The company emphasized diversification gains across automotive and IoT segments, which together grew 20% year-over-year. Automotive revenue reached a record $1.33 billion, up 38%, while IoT revenue increased 9% to $1.73 billion. Handset revenues declined 13% to $6.0 billion, reflecting ongoing demand pressure and memory-related constraints affecting OEM purchasing patterns. QTL licensing revenues rose 5% to $1.38 billion, maintaining strong margins at 72%.
Cristiano Amon pointed to strategic momentum in AI and data center initiatives, including a custom silicon engagement with a leading hyperscaler expected to begin initial shipments later in 2026. The company also returned $3.7 billion to shareholders during the quarter and completed $5.4 billion in share repurchases in the first half of fiscal 2026, alongside a newly authorized $20 billion buyback program. Qualcomm expects Q3 FY2026 revenues in the range of $9.2 billion to $10.0 billion, with non-GAAP EPS projected between $2.10 and $2.30.
- Total revenue: $10.6 billion (flat year-over-year on a non-GAAP basis)
- GAAP EPS: $6.88 (includes $5.33 per share tax benefit)
- Non-GAAP EPS: $2.65 (down 7% year-over-year)
- QCT revenue: $9.08 billion (-4% YoY)
- Handsets: $6.02 billion (-13% YoY)
- Automotive: $1.33 billion (+38% YoY, record)
- IoT: $1.73 billion (+9% YoY)
- QTL revenue: $1.38 billion (+5% YoY)
- Shareholder returns: $3.7 billion in Q2; $5.4 billion YTD buybacks
- New share repurchase authorization: $20 billion
- Q3 FY2026 guidance: $9.2B–$10.0B revenue; $2.10–$2.30 non-GAAP EPS
“We are in a period of profound industry transformation — the rise of AI agents is reshaping our roadmap across every platform we develop.
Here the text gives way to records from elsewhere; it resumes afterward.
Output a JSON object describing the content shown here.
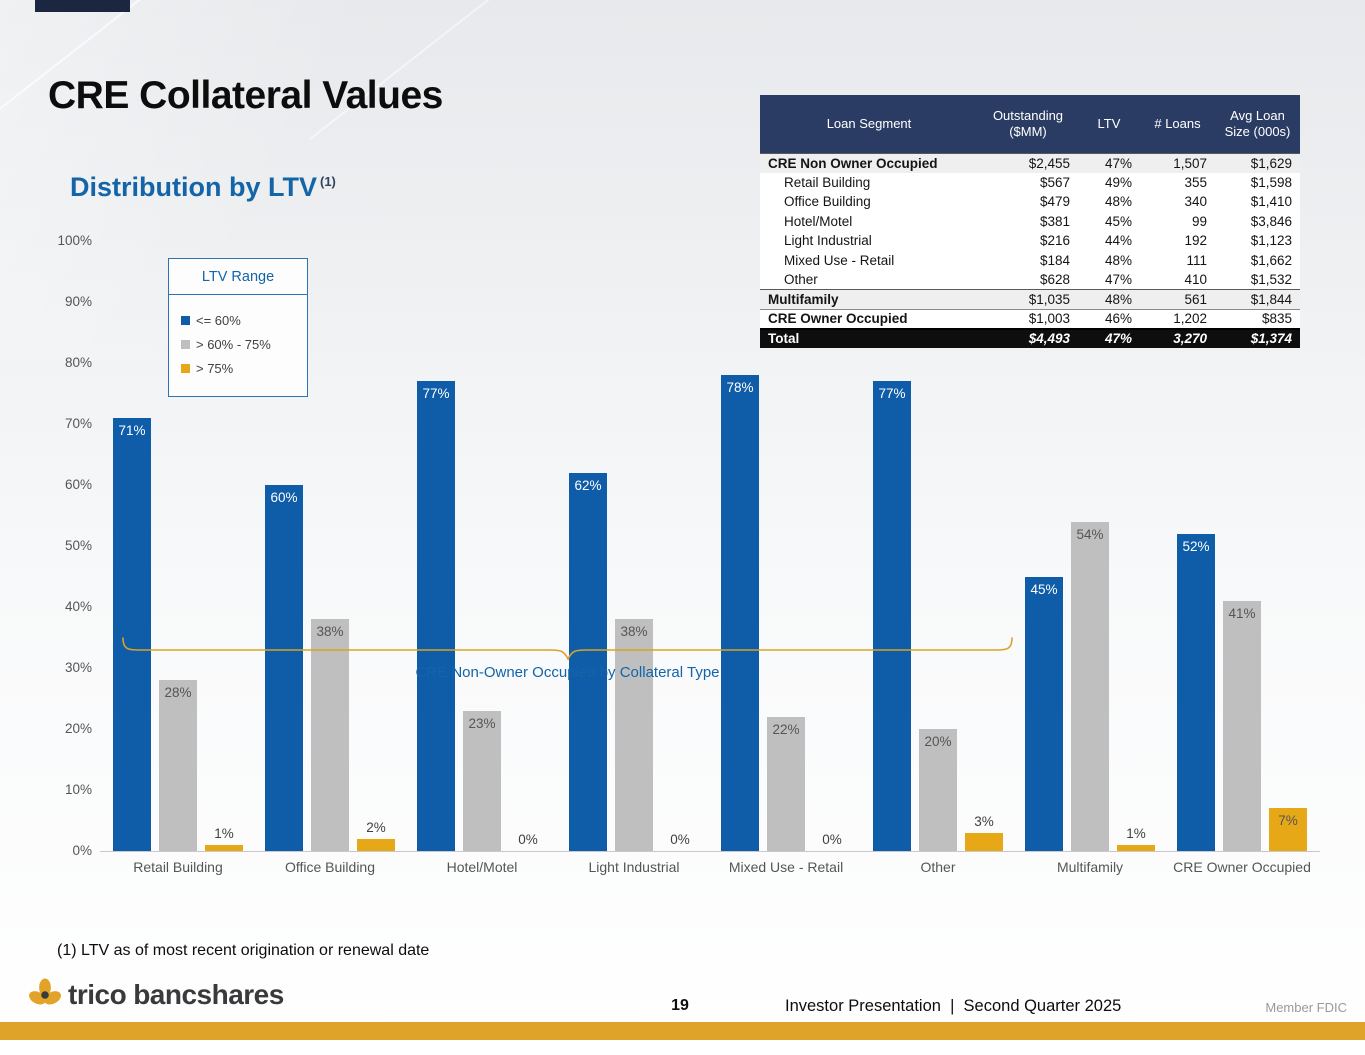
{
  "slide": {
    "title": "CRE Collateral Values",
    "subtitle": "Distribution by LTV",
    "subtitle_superscript": "(1)",
    "footnote": "(1) LTV as of most recent origination or renewal date"
  },
  "colors": {
    "bar_blue": "#0F5CA8",
    "bar_gray": "#BFBFBF",
    "bar_gold": "#E6A817",
    "table_header_navy": "#2B3C64",
    "accent_gold_strip": "#DFA32A",
    "subtitle_blue": "#1464A8"
  },
  "table": {
    "headers": [
      "Loan Segment",
      "Outstanding ($MM)",
      "LTV",
      "# Loans",
      "Avg Loan Size (000s)"
    ],
    "rows": [
      {
        "segment": "CRE Non Owner Occupied",
        "outstanding": "$2,455",
        "ltv": "47%",
        "loans": "1,507",
        "avg": "$1,629",
        "style": "section"
      },
      {
        "segment": "Retail Building",
        "outstanding": "$567",
        "ltv": "49%",
        "loans": "355",
        "avg": "$1,598",
        "style": "sub"
      },
      {
        "segment": "Office Building",
        "outstanding": "$479",
        "ltv": "48%",
        "loans": "340",
        "avg": "$1,410",
        "style": "sub"
      },
      {
        "segment": "Hotel/Motel",
        "outstanding": "$381",
        "ltv": "45%",
        "loans": "99",
        "avg": "$3,846",
        "style": "sub"
      },
      {
        "segment": "Light Industrial",
        "outstanding": "$216",
        "ltv": "44%",
        "loans": "192",
        "avg": "$1,123",
        "style": "sub"
      },
      {
        "segment": "Mixed Use - Retail",
        "outstanding": "$184",
        "ltv": "48%",
        "loans": "111",
        "avg": "$1,662",
        "style": "sub"
      },
      {
        "segment": "Other",
        "outstanding": "$628",
        "ltv": "47%",
        "loans": "410",
        "avg": "$1,532",
        "style": "sub"
      },
      {
        "segment": "Multifamily",
        "outstanding": "$1,035",
        "ltv": "48%",
        "loans": "561",
        "avg": "$1,844",
        "style": "section"
      },
      {
        "segment": "CRE Owner Occupied",
        "outstanding": "$1,003",
        "ltv": "46%",
        "loans": "1,202",
        "avg": "$835",
        "style": "section-plain"
      },
      {
        "segment": "Total",
        "outstanding": "$4,493",
        "ltv": "47%",
        "loans": "3,270",
        "avg": "$1,374",
        "style": "total"
      }
    ]
  },
  "legend": {
    "title": "LTV Range",
    "items": [
      {
        "label": "<= 60%",
        "color": "#0F5CA8"
      },
      {
        "label": "> 60% - 75%",
        "color": "#BFBFBF"
      },
      {
        "label": "> 75%",
        "color": "#E6A817"
      }
    ]
  },
  "chart_data": {
    "type": "bar",
    "title": "Distribution by LTV",
    "categories": [
      "Retail Building",
      "Office Building",
      "Hotel/Motel",
      "Light Industrial",
      "Mixed Use - Retail",
      "Other",
      "Multifamily",
      "CRE Owner Occupied"
    ],
    "series": [
      {
        "name": "<= 60%",
        "key": "le-60",
        "color": "#0F5CA8",
        "values": [
          71,
          60,
          77,
          62,
          78,
          77,
          45,
          52
        ]
      },
      {
        "name": "> 60% - 75%",
        "key": "60-75",
        "color": "#BFBFBF",
        "values": [
          28,
          38,
          23,
          38,
          22,
          20,
          54,
          41
        ]
      },
      {
        "name": "> 75%",
        "key": "gt-75",
        "color": "#E6A817",
        "values": [
          1,
          2,
          0,
          0,
          0,
          3,
          1,
          7
        ]
      }
    ],
    "xlabel": "",
    "ylabel": "",
    "ylim": [
      0,
      100
    ],
    "yticks": [
      "100%",
      "90%",
      "80%",
      "70%",
      "60%",
      "50%",
      "40%",
      "30%",
      "20%",
      "10%",
      "0%"
    ],
    "grid": false,
    "legend_position": "upper-left",
    "value_label_format": "percent",
    "group_label": "CRE Non-Owner Occupied by Collateral Type",
    "group_label_span": [
      "Retail Building",
      "Other"
    ]
  },
  "footer": {
    "logo_text_1": "trico",
    "logo_text_2": "bancshares",
    "page_number": "19",
    "caption": "Investor Presentation  |  Second Quarter 2025",
    "member": "Member FDIC"
  }
}
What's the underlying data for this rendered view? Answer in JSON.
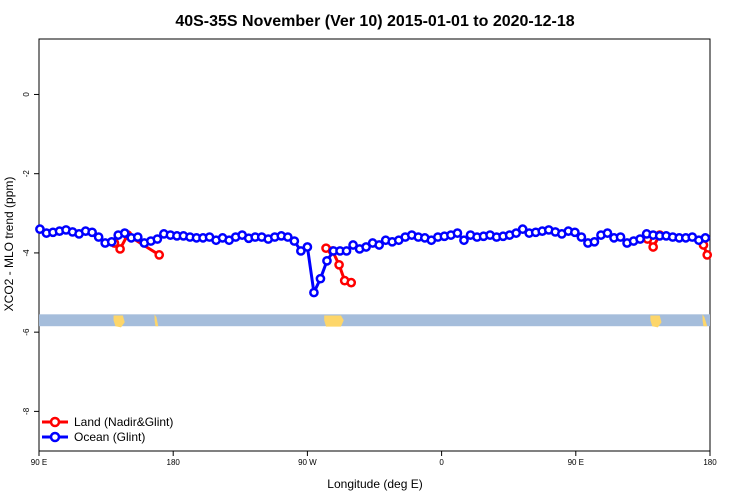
{
  "chart_data": {
    "type": "line",
    "title": "40S-35S November (Ver 10)   2015-01-01 to 2020-12-18",
    "xlabel": "Longitude (deg E)",
    "ylabel": "XCO2 - MLO trend (ppm)",
    "xlim": [
      90,
      450
    ],
    "ylim": [
      -9,
      1.4
    ],
    "x_ticks": [
      90,
      162,
      234,
      306,
      378,
      450
    ],
    "x_tick_labels": [
      "90 E",
      "180",
      "90 W",
      "0",
      "90 E",
      "180"
    ],
    "y_ticks": [
      0,
      -2,
      -4,
      -6,
      -8
    ],
    "y_tick_labels": [
      "0",
      "-2",
      "-4",
      "-6",
      "-8"
    ],
    "legend_position": "bottom-left",
    "band": {
      "y_min": -5.85,
      "y_max": -5.55,
      "color": "#a5bddb",
      "land_color": "#fdd66a"
    },
    "series": [
      {
        "name": "Land (Nadir&Glint)",
        "color": "#ff0000",
        "segments": [
          {
            "x": [
              130.5,
              133.5,
              137.5
            ],
            "y": [
              -3.75,
              -3.9,
              -3.55
            ]
          },
          {
            "x": [
              137.5,
              154.5
            ],
            "y": [
              -3.55,
              -4.05
            ]
          },
          {
            "x": [
              244.0,
              247.5,
              251.0,
              254.0,
              257.5
            ],
            "y": [
              -3.88,
              -3.95,
              -4.3,
              -4.7,
              -4.75
            ]
          },
          {
            "x": [
              416.5,
              419.5,
              423.0
            ],
            "y": [
              -3.65,
              -3.85,
              -3.55
            ]
          },
          {
            "x": [
              446.5,
              448.5
            ],
            "y": [
              -3.8,
              -4.05
            ]
          }
        ]
      },
      {
        "name": "Ocean (Glint)",
        "color": "#0000ff",
        "x": [
          90.5,
          94.0,
          97.5,
          101.0,
          104.5,
          108.0,
          111.5,
          115.0,
          118.5,
          122.0,
          125.5,
          129.0,
          132.5,
          136.0,
          139.5,
          143.0,
          146.5,
          150.0,
          153.5,
          157.0,
          160.5,
          164.0,
          167.5,
          171.0,
          174.5,
          178.0,
          181.5,
          185.0,
          188.5,
          192.0,
          195.5,
          199.0,
          202.5,
          206.0,
          209.5,
          213.0,
          216.5,
          220.0,
          223.5,
          227.0,
          230.5,
          234.0,
          237.5,
          241.0,
          244.5,
          248.0,
          251.5,
          255.0,
          258.5,
          262.0,
          265.5,
          269.0,
          272.5,
          276.0,
          279.5,
          283.0,
          286.5,
          290.0,
          293.5,
          297.0,
          300.5,
          304.0,
          307.5,
          311.0,
          314.5,
          318.0,
          321.5,
          325.0,
          328.5,
          332.0,
          335.5,
          339.0,
          342.5,
          346.0,
          349.5,
          353.0,
          356.5,
          360.0,
          363.5,
          367.0,
          370.5,
          374.0,
          377.5,
          381.0,
          384.5,
          388.0,
          391.5,
          395.0,
          398.5,
          402.0,
          405.5,
          409.0,
          412.5,
          416.0,
          419.5,
          423.0,
          426.5,
          430.0,
          433.5,
          437.0,
          440.5,
          444.0,
          447.5
        ],
        "y": [
          -3.4,
          -3.5,
          -3.48,
          -3.45,
          -3.42,
          -3.47,
          -3.52,
          -3.45,
          -3.48,
          -3.6,
          -3.75,
          -3.72,
          -3.55,
          -3.5,
          -3.62,
          -3.6,
          -3.75,
          -3.7,
          -3.65,
          -3.52,
          -3.55,
          -3.57,
          -3.57,
          -3.6,
          -3.62,
          -3.62,
          -3.6,
          -3.68,
          -3.62,
          -3.68,
          -3.6,
          -3.55,
          -3.63,
          -3.6,
          -3.6,
          -3.65,
          -3.6,
          -3.57,
          -3.6,
          -3.7,
          -3.95,
          -3.85,
          -5.0,
          -4.65,
          -4.2,
          -3.95,
          -3.95,
          -3.95,
          -3.8,
          -3.9,
          -3.85,
          -3.75,
          -3.8,
          -3.68,
          -3.72,
          -3.68,
          -3.6,
          -3.55,
          -3.6,
          -3.62,
          -3.68,
          -3.6,
          -3.58,
          -3.55,
          -3.5,
          -3.68,
          -3.55,
          -3.6,
          -3.58,
          -3.55,
          -3.6,
          -3.58,
          -3.55,
          -3.5,
          -3.4,
          -3.5,
          -3.48,
          -3.45,
          -3.42,
          -3.47,
          -3.52,
          -3.45,
          -3.48,
          -3.6,
          -3.75,
          -3.72,
          -3.55,
          -3.5,
          -3.62,
          -3.6,
          -3.75,
          -3.7,
          -3.65,
          -3.52,
          -3.55,
          -3.57,
          -3.57,
          -3.6,
          -3.62,
          -3.62,
          -3.6,
          -3.68,
          -3.62
        ]
      }
    ]
  }
}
We are equally excited by our entry into the data center, where a leading hyperscaler custom silicon engagement is on track for initial shipments later this calendar year.”
🌐 Analysis: Qualcomm’s results reinforce a multi-year transition away from handset dependency toward automotive, IoT, and emerging AI infrastructure markets. The data center silicon engagement signals a direct challenge to incumbents such as NVIDIA, AMD, and custom ASIC programs at hyperscalers, aligning Qualcomm with broader industry shifts toward heterogeneous compute and domain-specific acceleration. Continued pressure in handsets underscores the urgency of this diversification strategy, particularly as memory constraints and regional demand variability persist.